Les temps changeaient… Auparavant encore, nous nous battions les uns contre les autres. Et là, motivés par le danger de la Confrérie, ainsi que par l’appât de ce trésor que tous convoitent, nous faisons front commun contre le Grand-Maître. Mais d’abord, que dire du cadre de cette bataille ! On murmurait que l’Anima Templi avait demandé les services architecturaux de deux artistes de l’Eden pour réaliser ces nouveaux bâtiments. Les plus folles rumeurs allaient même jusqu’à dire qu’un troll et un alcoolique récidiviste s’étaient chargés des dessins. Les forges des templiers permettaient de découvrir le fonctionnement bien curieux de cet ordre, les herboristes du keytek apportaient leurs potions d’un autre monde, et les Princes-Marchands veillaient jalousement sur la banque de la ville, comme à leur habitude.

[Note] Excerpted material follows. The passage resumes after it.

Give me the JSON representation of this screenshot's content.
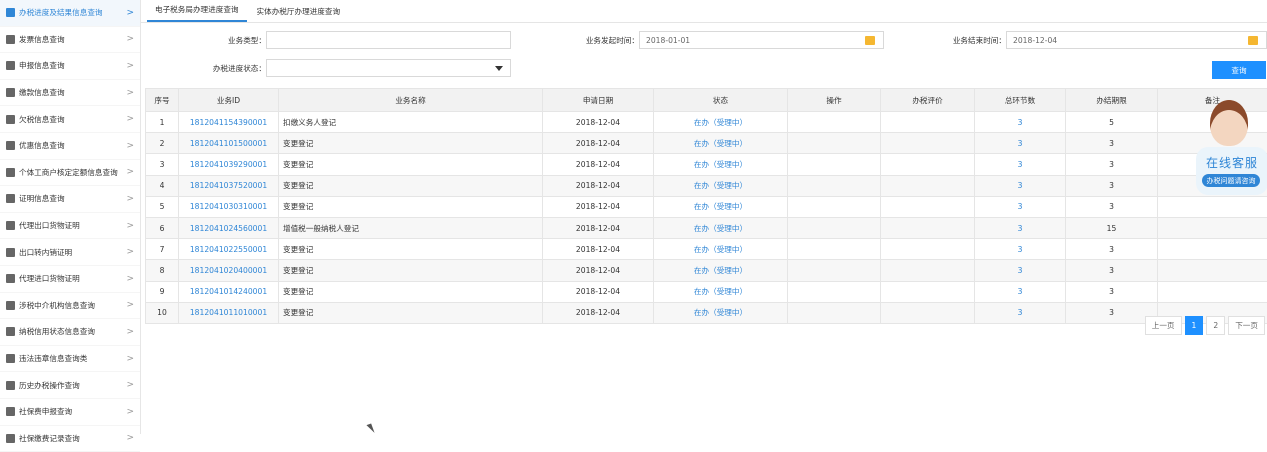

Mais de tous les monuments, c’est le mémorial des Gulr qui était le plus beau, et le plus fréquenté. Cet autel de la science, qui contenait les livres de l’histoire de Nebullia, était aujourd’hui, et pour cause… Ce trésor qui miroitait, à l’horizon, avait donné envie à des gens de se plonger dans la littérature nébullienne, pour découvrir ce qu’était ce trésor, cette arme dont voulait se servir la Confrérie. Le port du laissez-passer, ou de la bannière Illuminati était en grande majorité respecté. Mais parfois, les frères bannis de l’empire tentaient une percée, menés par ce fourbe de Grand-Maître. Ces escarmouches n’avaient d’autre but que de nous affaiblir, car tout comme le maître de la Confrérie, je savais que la guerre ne se règlerait pas ainsi.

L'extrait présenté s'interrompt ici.